« Comment parler d’une marouette [oiseau échassier migrateur de petite taille] ? » Cette étrange question m’a récemment été posée par deux amis. Nous sommes dans la Drôme, à 15 kilomètres de Valence, dans une plaine agricole où dominent les étendues de blé et de maïs, sur la ferme du Grand Laval.
Ici, depuis 2006, un couple de #paysans, Sébastien Blache et Elsa Gärtner, a repris une des exploitations familiales et y a transformé une étendue de maïs uniforme en un paysage d’enchevêtrement de petites parcelles cultivées de céréales, de légumes secs (pois, lentilles, haricots) et d’oléagineux (colza, cameline [ou « faux lin »], tournesol), de prairies fourragères (graminées, luzerne, sainfoin [plante herbacée]) et de vergers extensifs (pommes, poires, pêches, abricots, prunes, figues).
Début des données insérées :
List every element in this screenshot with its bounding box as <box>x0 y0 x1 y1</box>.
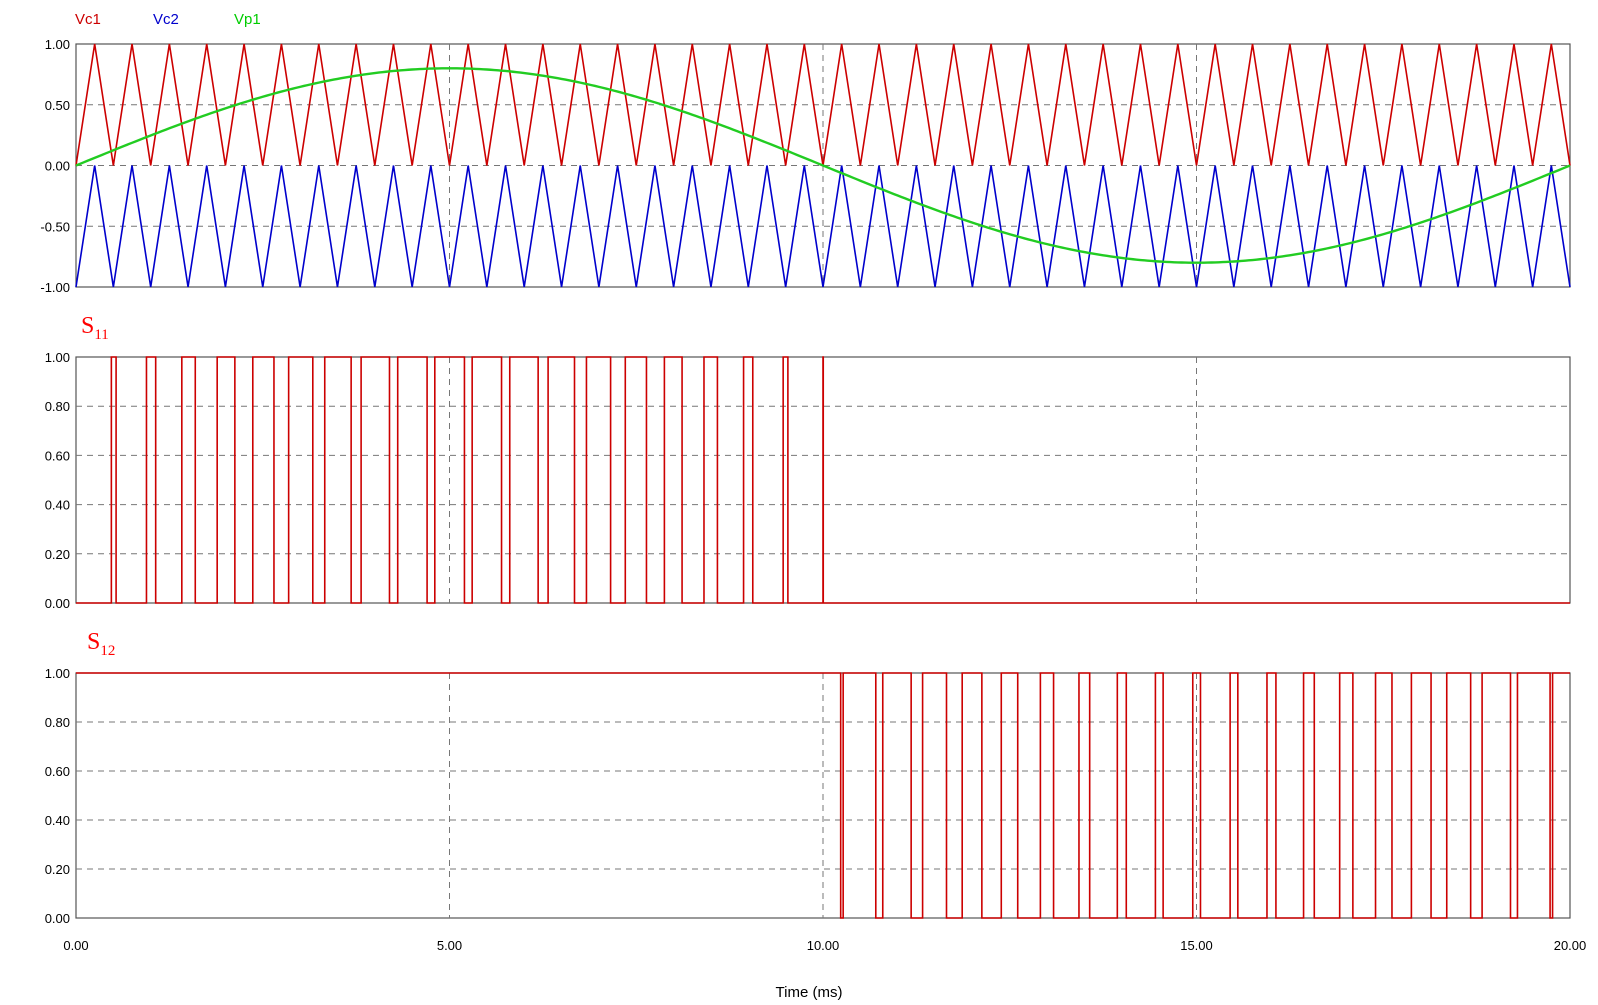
y-tick-label: 1.00 <box>45 666 70 681</box>
y-tick-label: 0.00 <box>45 596 70 611</box>
series-vc2-line <box>75 165 1571 288</box>
y-tick-label: 0.80 <box>45 715 70 730</box>
y-tick-label: 0.20 <box>45 547 70 562</box>
y-tick-label: 1.00 <box>45 350 70 365</box>
s11-switching-panel: 1.00 0.80 0.60 0.40 0.20 0.00 <box>45 350 1571 611</box>
y-tick-label: 0.40 <box>45 498 70 513</box>
y-tick-label: 0.80 <box>45 399 70 414</box>
y-tick-label: 0.40 <box>45 813 70 828</box>
series-s12-line <box>76 672 1570 919</box>
y-tick-label: 0.20 <box>45 862 70 877</box>
y-tick-label: -1.00 <box>40 280 70 295</box>
x-axis-title: Time (ms) <box>776 984 843 1001</box>
y-tick-label: 0.50 <box>45 98 70 113</box>
panel-s12-title-text: S12 <box>87 629 115 659</box>
panel-s12-title: S12 <box>87 629 115 659</box>
series-vp1-line <box>75 67 1571 264</box>
y-tick-label: 1.00 <box>45 37 70 52</box>
y-tick-label: -0.50 <box>40 219 70 234</box>
x-tick-label: 5.00 <box>437 938 462 953</box>
legend-vp1: Vp1 <box>234 11 261 28</box>
x-tick-label: 0.00 <box>63 938 88 953</box>
panel-s11-title-text: S11 <box>81 313 109 343</box>
y-tick-label: 0.60 <box>45 764 70 779</box>
x-tick-label: 20.00 <box>1554 938 1587 953</box>
legend-vc1: Vc1 <box>75 11 101 28</box>
y-tick-label: 0.00 <box>45 159 70 174</box>
x-tick-label: 15.00 <box>1180 938 1213 953</box>
series-s11-line <box>76 356 1570 604</box>
time-axis: 0.00 5.00 10.00 15.00 20.00 <box>63 938 1586 953</box>
panel-s11-title: S11 <box>81 313 109 343</box>
legend-vc2: Vc2 <box>153 11 179 28</box>
y-tick-label: 0.60 <box>45 448 70 463</box>
x-tick-label: 10.00 <box>807 938 840 953</box>
legend: Vc1 Vc2 Vp1 <box>75 11 261 28</box>
carrier-reference-panel: 1.00 0.50 0.00 -0.50 -1.00 <box>40 37 1571 295</box>
s12-switching-panel: 1.00 0.80 0.60 0.40 0.20 0.00 <box>45 666 1571 926</box>
y-tick-label: 0.00 <box>45 911 70 926</box>
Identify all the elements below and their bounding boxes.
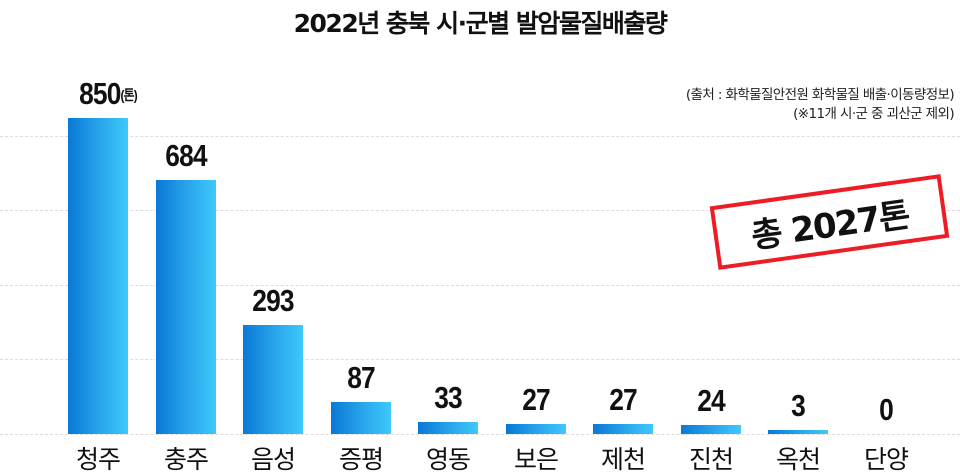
total-stamp: 총 2027톤 — [709, 174, 950, 270]
bar-value-label: 33 — [397, 380, 499, 416]
gridline — [0, 434, 960, 435]
source-line: (출처 : 화학물질안전원 화학물질 배출·이동량정보) — [685, 87, 955, 103]
category-label: 제천 — [600, 445, 646, 474]
category-label: 옥천 — [775, 445, 821, 474]
category-label: 음성 — [250, 445, 296, 474]
category-label: 단양 — [863, 445, 909, 474]
category-label: 보은 — [513, 445, 559, 474]
bar-value: 293 — [252, 283, 294, 319]
gridline — [0, 136, 960, 137]
bar-value: 87 — [347, 359, 375, 395]
bar — [593, 423, 653, 434]
bar — [331, 401, 391, 434]
category-label: 청주 — [75, 445, 121, 474]
bar-value-label: 27 — [485, 382, 587, 418]
gridline — [0, 359, 960, 360]
bar-value-label: 3 — [747, 388, 849, 424]
category-label: 진천 — [688, 445, 734, 474]
category-label: 영동 — [425, 445, 471, 474]
bar — [68, 118, 128, 434]
bar — [506, 423, 566, 434]
source-note: (출처 : 화학물질안전원 화학물질 배출·이동량정보) (※11개 시·군 중… — [685, 86, 955, 124]
bar-value-label: 293 — [222, 283, 324, 319]
bar-value-label: 850(톤) — [57, 76, 159, 112]
bar-value: 0 — [879, 392, 894, 427]
bar-value-label: 0 — [835, 392, 937, 428]
bar-value: 3 — [791, 388, 806, 423]
bar — [418, 421, 478, 434]
gridline — [0, 210, 960, 211]
total-stamp-text: 총 2027톤 — [748, 194, 912, 257]
bar — [243, 325, 303, 434]
bar-value: 684 — [165, 137, 207, 173]
bar-value-label: 27 — [572, 382, 674, 418]
bar-value: 27 — [609, 381, 637, 417]
bar — [156, 179, 216, 434]
bar-value: 24 — [697, 383, 725, 419]
category-label: 증평 — [338, 445, 384, 474]
bar-value: 850 — [79, 76, 121, 111]
bar-value: 27 — [522, 381, 550, 417]
chart-title: 2022년 충북 시·군별 발암물질배출량 — [293, 9, 668, 38]
exclusion-note: (※11개 시·군 중 괴산군 제외) — [793, 106, 954, 122]
bar-value-label: 684 — [135, 138, 237, 174]
bar — [681, 425, 741, 434]
bar-value: 33 — [434, 379, 462, 415]
bar-value-label: 24 — [660, 383, 762, 419]
gridline — [0, 285, 960, 286]
category-label: 충주 — [163, 445, 209, 474]
bar — [768, 430, 828, 434]
unit-label: (톤) — [120, 87, 138, 103]
bar-value-label: 87 — [310, 360, 412, 396]
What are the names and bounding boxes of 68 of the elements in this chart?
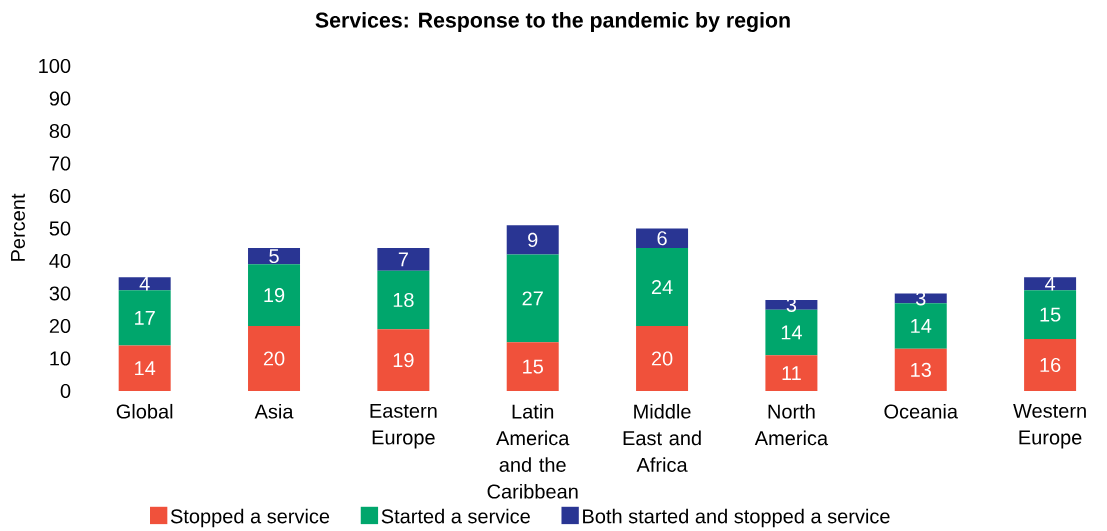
data-label: 16 [1040,357,1061,373]
y-tick-label: 20 [49,318,71,334]
bar [506,254,559,343]
bar [506,342,559,391]
bar [377,247,430,271]
data-label: 7 [398,252,408,267]
bar [1024,338,1077,391]
legend-label: Stopped a service [170,508,330,528]
chart-title: Services: Response to the pandemic by region [315,12,790,32]
bar [248,325,301,391]
bar [248,264,301,326]
bar [765,355,818,391]
data-label: 14 [781,325,802,340]
y-tick-label: 80 [49,123,71,139]
bar [1024,277,1077,291]
bar [377,270,430,330]
y-axis-title: Percent [11,193,25,261]
data-label: 24 [651,280,673,294]
x-tick-label: North America [754,403,829,446]
data-label: 13 [911,362,931,377]
y-tick-label: 100 [39,58,71,74]
x-tick-label: Asia [254,403,294,419]
data-label: 4 [139,276,150,291]
x-tick-label: Latin America and the Caribbean [487,403,578,499]
x-tick-label: Middle East and Africa [623,403,701,472]
bar [506,225,559,255]
y-tick-label: 60 [49,188,71,204]
data-label: 15 [523,359,543,374]
bar [894,348,947,391]
data-label: 19 [264,288,285,303]
bar [118,277,171,291]
bar [1024,290,1077,339]
bar [377,329,430,391]
y-tick-label: 50 [49,221,71,236]
legend-label: Started a service [381,508,530,524]
data-label: 27 [522,291,543,306]
bar [636,325,689,391]
bar [118,345,171,391]
data-label: 9 [528,232,538,247]
bar [765,299,818,310]
data-label: 19 [393,353,414,368]
data-label: 18 [393,292,414,308]
y-tick-label: 40 [49,253,71,269]
bar [248,247,301,265]
data-label: 15 [1040,307,1061,322]
bar [118,290,171,346]
data-label: 20 [263,351,285,366]
x-tick-label: Eastern Europe [370,403,437,449]
data-label: 11 [782,366,801,380]
data-label: 14 [135,361,156,376]
data-label: 4 [1044,276,1056,291]
y-tick-label: 10 [50,351,71,366]
bar [636,247,689,326]
legend-label: Both started and stopped a service [583,508,890,528]
x-tick-label: Global [116,403,173,419]
x-tick-label: Western Europe [1013,403,1086,449]
data-label: 6 [657,231,667,246]
data-label: 5 [269,249,279,264]
y-tick-label: 90 [49,91,71,106]
bar [636,228,689,248]
data-label: 20 [651,351,673,366]
bar [894,293,947,304]
y-tick-label: 0 [60,383,71,399]
y-tick-label: 30 [49,286,71,301]
data-label: 17 [135,310,155,325]
x-tick-label: Oceania [884,403,958,419]
data-label: 14 [911,319,932,333]
y-tick-label: 70 [49,156,71,171]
Ajoutez des poulaillers mobiles, 120 brebis et leurs agneaux, des interrangs de rhubarbe et de fruits rouges, et vous obtenez un système de #polyculture-élevage parmi les plus ambitieux qui soient.
La morne plaine est devenue luxuriante et les promeneurs ne s’y trompent pas : tous les jours, la petite route qui traverse la ferme est empruntée par les habitants des hameaux et du village voisin, Montélier. Le travail est enthousiasmant, mais rude. Ainsi, à l’approche de l’été, il se prolongeait la nuit pour presser les foins avant les pluies, les fruits devaient être cueillis d’urgence, les tournesols resemés, car les premiers n’avaient pas pris : dans ce métier, les imprévus sont une constante.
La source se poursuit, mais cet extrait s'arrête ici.